Turning to Central Asia, plus Afghanistan, Emerson writes that that region is now "part of the continuous and linked chains of regional sets of disorders, ethno-cultural conflicts, violence, and criminality stretching from the Balkans to the Chinese and Indian frontiers."
He says that as the conflict zones closest to Europe are gradually resolved, the frontiers of conflict are being pushed further to the east. The result is that Central Asia is rising in the foreign policy priorities of the U.S., Russia, and the EU.
Emerson notes that many of the remaining conflicts are intractable, and he suggests a way to help restore some movement to these situations.
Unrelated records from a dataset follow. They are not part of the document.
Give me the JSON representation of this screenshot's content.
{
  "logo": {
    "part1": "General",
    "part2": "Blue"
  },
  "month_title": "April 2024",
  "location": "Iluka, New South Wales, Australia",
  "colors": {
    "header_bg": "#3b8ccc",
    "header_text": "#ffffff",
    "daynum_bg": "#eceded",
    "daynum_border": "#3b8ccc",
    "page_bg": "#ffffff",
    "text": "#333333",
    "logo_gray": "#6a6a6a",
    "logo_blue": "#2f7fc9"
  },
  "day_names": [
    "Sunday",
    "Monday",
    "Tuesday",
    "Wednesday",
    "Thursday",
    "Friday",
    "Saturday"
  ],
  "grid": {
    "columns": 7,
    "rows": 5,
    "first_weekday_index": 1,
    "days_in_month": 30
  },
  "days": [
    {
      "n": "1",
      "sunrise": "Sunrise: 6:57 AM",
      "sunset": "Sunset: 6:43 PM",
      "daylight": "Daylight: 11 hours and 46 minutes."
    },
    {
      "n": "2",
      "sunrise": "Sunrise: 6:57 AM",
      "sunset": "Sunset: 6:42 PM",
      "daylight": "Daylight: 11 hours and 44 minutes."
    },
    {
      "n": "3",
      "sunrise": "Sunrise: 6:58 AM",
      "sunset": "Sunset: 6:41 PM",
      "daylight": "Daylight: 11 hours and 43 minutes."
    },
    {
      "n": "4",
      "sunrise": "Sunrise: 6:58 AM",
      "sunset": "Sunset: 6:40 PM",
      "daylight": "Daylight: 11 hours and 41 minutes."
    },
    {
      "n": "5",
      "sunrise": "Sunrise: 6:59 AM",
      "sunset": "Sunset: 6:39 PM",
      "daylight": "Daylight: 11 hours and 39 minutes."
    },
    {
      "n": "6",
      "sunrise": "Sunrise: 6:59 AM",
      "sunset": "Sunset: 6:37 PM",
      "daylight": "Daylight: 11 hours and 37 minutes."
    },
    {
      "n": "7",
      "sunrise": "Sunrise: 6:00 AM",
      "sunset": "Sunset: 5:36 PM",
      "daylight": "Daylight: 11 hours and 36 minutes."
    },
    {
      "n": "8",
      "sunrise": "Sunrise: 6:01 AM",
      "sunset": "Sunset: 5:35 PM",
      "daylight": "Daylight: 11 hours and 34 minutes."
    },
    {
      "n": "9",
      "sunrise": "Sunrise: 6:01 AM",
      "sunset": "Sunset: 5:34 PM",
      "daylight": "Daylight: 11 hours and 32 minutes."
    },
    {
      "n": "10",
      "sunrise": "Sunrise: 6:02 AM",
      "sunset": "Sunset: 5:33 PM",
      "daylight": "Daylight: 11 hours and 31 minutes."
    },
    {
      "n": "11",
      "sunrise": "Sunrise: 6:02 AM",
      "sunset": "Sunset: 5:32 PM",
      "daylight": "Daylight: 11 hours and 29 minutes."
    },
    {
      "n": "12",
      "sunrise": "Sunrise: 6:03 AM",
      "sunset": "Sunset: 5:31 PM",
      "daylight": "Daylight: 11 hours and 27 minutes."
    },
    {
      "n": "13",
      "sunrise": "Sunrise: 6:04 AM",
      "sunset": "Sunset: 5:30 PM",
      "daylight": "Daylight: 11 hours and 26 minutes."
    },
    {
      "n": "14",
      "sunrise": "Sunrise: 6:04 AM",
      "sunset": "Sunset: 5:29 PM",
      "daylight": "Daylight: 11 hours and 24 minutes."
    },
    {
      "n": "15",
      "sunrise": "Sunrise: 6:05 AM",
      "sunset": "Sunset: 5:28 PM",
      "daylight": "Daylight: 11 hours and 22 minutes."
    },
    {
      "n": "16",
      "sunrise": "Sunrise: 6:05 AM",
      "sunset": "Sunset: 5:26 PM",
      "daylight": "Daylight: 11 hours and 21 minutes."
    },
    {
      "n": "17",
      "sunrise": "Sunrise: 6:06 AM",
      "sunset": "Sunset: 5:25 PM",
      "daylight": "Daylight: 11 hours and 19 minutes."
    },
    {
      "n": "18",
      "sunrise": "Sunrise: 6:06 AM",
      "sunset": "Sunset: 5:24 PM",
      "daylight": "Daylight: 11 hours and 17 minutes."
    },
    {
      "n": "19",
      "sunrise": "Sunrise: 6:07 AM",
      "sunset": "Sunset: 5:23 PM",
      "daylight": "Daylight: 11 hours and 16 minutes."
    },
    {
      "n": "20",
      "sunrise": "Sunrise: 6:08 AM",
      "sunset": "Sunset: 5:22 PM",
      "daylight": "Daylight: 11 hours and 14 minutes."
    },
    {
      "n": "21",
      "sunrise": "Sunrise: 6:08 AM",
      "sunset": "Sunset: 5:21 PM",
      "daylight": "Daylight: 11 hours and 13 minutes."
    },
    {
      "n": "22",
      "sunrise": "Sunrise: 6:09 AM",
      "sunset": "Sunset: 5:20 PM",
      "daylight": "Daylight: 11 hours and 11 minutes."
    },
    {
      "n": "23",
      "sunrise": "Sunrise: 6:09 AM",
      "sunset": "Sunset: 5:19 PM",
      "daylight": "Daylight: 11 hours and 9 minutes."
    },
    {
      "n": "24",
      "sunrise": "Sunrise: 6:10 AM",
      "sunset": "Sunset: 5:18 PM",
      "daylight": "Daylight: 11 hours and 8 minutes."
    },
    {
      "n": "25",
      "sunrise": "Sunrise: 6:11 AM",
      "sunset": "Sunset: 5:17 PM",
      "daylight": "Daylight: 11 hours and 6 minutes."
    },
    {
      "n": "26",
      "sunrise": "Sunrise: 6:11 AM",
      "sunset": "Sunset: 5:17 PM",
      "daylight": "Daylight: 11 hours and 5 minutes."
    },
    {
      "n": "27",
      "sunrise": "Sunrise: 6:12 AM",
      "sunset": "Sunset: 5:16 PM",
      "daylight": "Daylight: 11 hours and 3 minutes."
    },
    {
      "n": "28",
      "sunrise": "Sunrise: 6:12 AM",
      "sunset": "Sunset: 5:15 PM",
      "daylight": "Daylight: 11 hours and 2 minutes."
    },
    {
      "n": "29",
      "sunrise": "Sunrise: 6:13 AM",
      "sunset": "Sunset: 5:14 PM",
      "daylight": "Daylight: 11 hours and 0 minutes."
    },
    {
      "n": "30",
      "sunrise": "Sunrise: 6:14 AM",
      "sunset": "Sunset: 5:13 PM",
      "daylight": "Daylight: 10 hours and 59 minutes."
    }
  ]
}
He calls it "track two diplomacy" and explains that it involves efforts by individuals not in government -- such as independent analysts -- to develop ideas that may be ahead of what official diplomacy can do.
He says that often, official diplomacy may be completely blocked for political reasons and that "hugely powerful diplomatic resources, in terms of expertise and diplomatic instruments" are effectively paralyzed.
This is where "track two diplomacy" comes in, he says: "There are occasions when independent people can speak out more substantively on what rational and constructive solutions to some conflicts may be, and thus put before public opinion visions of the advantages for the people concerned of making a rational compromise over conflicts."
Emerson says this type of informal diplomacy is about new ideas being heard.